It's amazing what you can learn by reading children's books.
Earlier this year I had an opportunity to edit a new children's book called Tales of the Tick-Tock Time Traveler: Saint Nicholas's Secret, written by Karla Johnson and illustrated by Nathan Wiedemer.
Nicholas, a 3rd-century bishop who lived in what is now Turkey, learned about a poor man with three daughters to marry off.
The man was too destitute to pay the dowry for the girls, meaning they would be sold into slavery (aka child trafficking).
Nicholas heard of the girls' plight and late one night quietly waited outside the family's meager home and threw coins into their window--making sure no one, especially the father, saw him.

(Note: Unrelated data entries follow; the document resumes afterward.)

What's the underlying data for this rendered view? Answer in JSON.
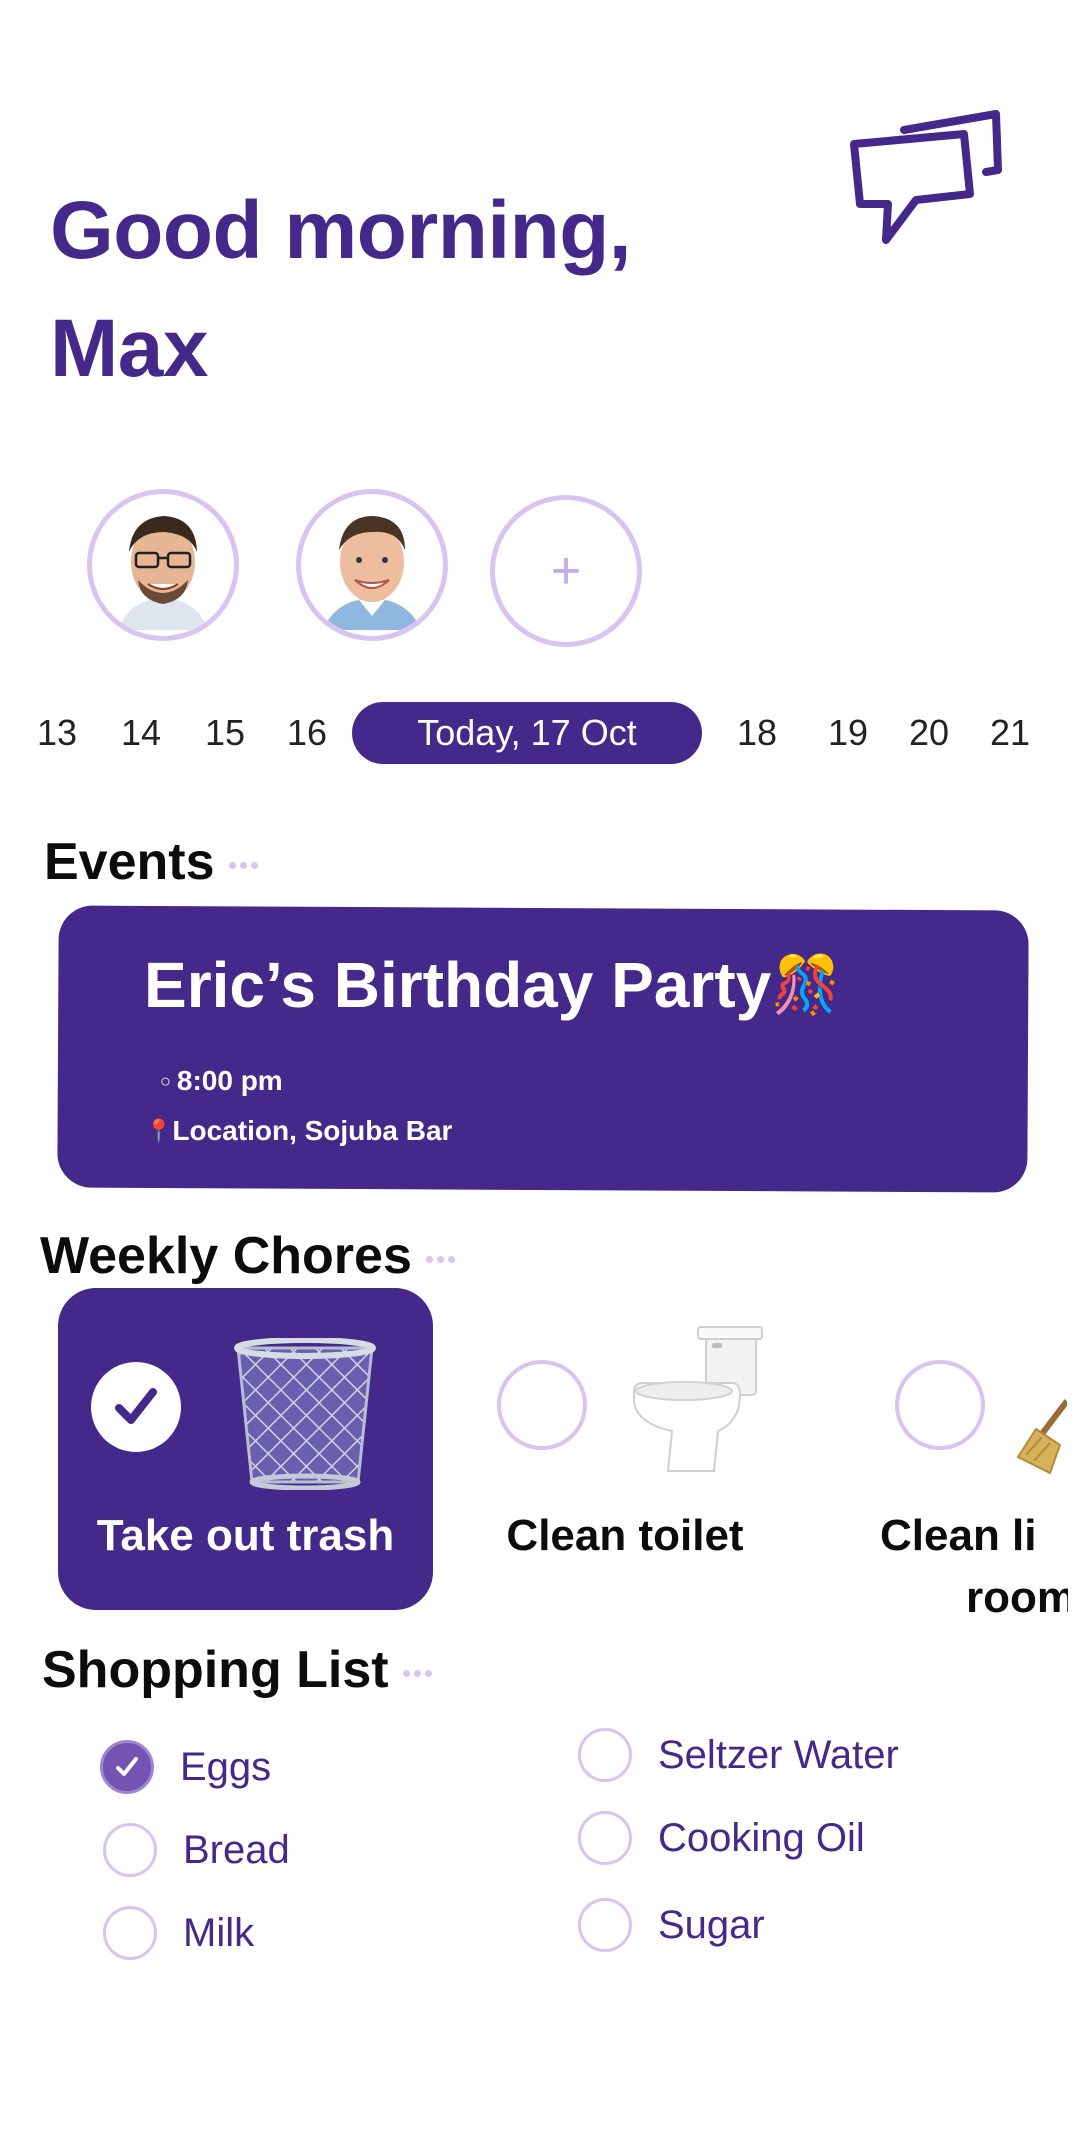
{
  "header": {
    "greeting_line1": "Good morning,",
    "greeting_line2": "Max",
    "chat_icon": "chat-bubbles-icon"
  },
  "members": [
    {
      "name": "member-1",
      "icon": "avatar-man-glasses"
    },
    {
      "name": "member-2",
      "icon": "avatar-man-smiling"
    }
  ],
  "add_member_label": "+",
  "dates": {
    "before": [
      "13",
      "14",
      "15",
      "16"
    ],
    "today": "Today, 17  Oct",
    "after": [
      "18",
      "19",
      "20",
      "21"
    ]
  },
  "events": {
    "title": "Events",
    "card": {
      "title": "Eric’s Birthday Party",
      "title_emoji": "🎊",
      "time_bullet": "○",
      "time": "8:00 pm",
      "location_pin": "📍",
      "location": "Location, Sojuba Bar"
    }
  },
  "chores": {
    "title": "Weekly Chores",
    "items": [
      {
        "label": "Take out trash",
        "done": true,
        "icon": "trash-basket-icon"
      },
      {
        "label": "Clean toilet",
        "done": false,
        "icon": "toilet-icon"
      },
      {
        "label_line1": "Clean li",
        "label_line2": "room",
        "done": false,
        "icon": "broom-icon"
      }
    ]
  },
  "shopping": {
    "title": "Shopping List",
    "left": [
      {
        "label": "Eggs",
        "checked": true
      },
      {
        "label": "Bread",
        "checked": false
      },
      {
        "label": "Milk",
        "checked": false
      }
    ],
    "right": [
      {
        "label": "Seltzer Water",
        "checked": false
      },
      {
        "label": "Cooking Oil",
        "checked": false
      },
      {
        "label": "Sugar",
        "checked": false
      }
    ]
  },
  "colors": {
    "primary": "#44298a",
    "accent_light": "#d9c3f0",
    "checked_fill": "#7254b3",
    "background": "#ffffff"
  }
}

The father found the money and used it to pay off his debts--and his girls were rescued from a life of slavery.
OK, no one knows for sure if that truly happened, but according to the Saint Nicholas Center there's good reason to believe it did:
This story, distinct to Nicholas, can be regarded as historical in its essence. There are three very ancient accounts which only differ in regard to the number of maidens and other detail.
This event reveals important aspects of St. Nicholas's personality, namely, his charitable nature and humility. This story is not found in hagiographic accounts of other saints' lives.
Saint Nicholas, of course, became the model for modern-day Santa Claus.
Who knew Santa was really an abolitionist?